Hamilton looked only half satisfied.

“I do not like the appearance of going off at night in so sudden and mysterious a manner—not even—with you,” said Hildegarde, candidly.

“Perhaps you are right—but at three o’clock in the morning if the exertion be not too great.”

“Oh,” said Hildegarde, laughing, “you will find it more difficult to be ready than I shall.”
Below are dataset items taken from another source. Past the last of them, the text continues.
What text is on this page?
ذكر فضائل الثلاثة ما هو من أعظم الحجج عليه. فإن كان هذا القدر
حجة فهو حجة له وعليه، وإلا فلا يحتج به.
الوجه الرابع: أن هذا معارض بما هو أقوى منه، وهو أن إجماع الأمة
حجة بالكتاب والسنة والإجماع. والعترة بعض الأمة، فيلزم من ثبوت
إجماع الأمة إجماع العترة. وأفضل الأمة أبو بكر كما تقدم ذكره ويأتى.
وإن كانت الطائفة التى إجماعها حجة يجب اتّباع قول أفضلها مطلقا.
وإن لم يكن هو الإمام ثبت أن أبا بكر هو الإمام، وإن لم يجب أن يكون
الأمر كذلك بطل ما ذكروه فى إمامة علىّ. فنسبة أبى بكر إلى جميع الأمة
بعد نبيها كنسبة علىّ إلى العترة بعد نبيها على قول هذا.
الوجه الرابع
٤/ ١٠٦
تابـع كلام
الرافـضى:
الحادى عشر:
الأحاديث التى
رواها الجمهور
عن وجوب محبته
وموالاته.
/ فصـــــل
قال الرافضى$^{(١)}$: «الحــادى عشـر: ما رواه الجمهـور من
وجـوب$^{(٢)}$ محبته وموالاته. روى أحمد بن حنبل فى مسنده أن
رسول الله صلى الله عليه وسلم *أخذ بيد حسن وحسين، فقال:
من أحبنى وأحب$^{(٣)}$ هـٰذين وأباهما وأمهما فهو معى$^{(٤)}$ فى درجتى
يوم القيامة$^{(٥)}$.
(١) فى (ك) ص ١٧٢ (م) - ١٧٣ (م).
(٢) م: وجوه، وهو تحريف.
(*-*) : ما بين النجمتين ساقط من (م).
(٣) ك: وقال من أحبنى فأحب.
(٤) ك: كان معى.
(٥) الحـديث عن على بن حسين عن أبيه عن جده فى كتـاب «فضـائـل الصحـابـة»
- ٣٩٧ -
“Not to-morrow,” said Hamilton; “I shall be at your door waiting for you, even before the clock strikes.” And in the morning, when she opened her door, there he stood. He unconsciously stepped lighter as he passed the rooms containing his sleeping relations. Hildegarde pointed to them, and said they were occupied by English people; she had seen them arrive the day before, had passed them on her way down stairs, and, while still talking of the grey man and the veiled lady, Hamilton hurried her into the carriage and they drove off.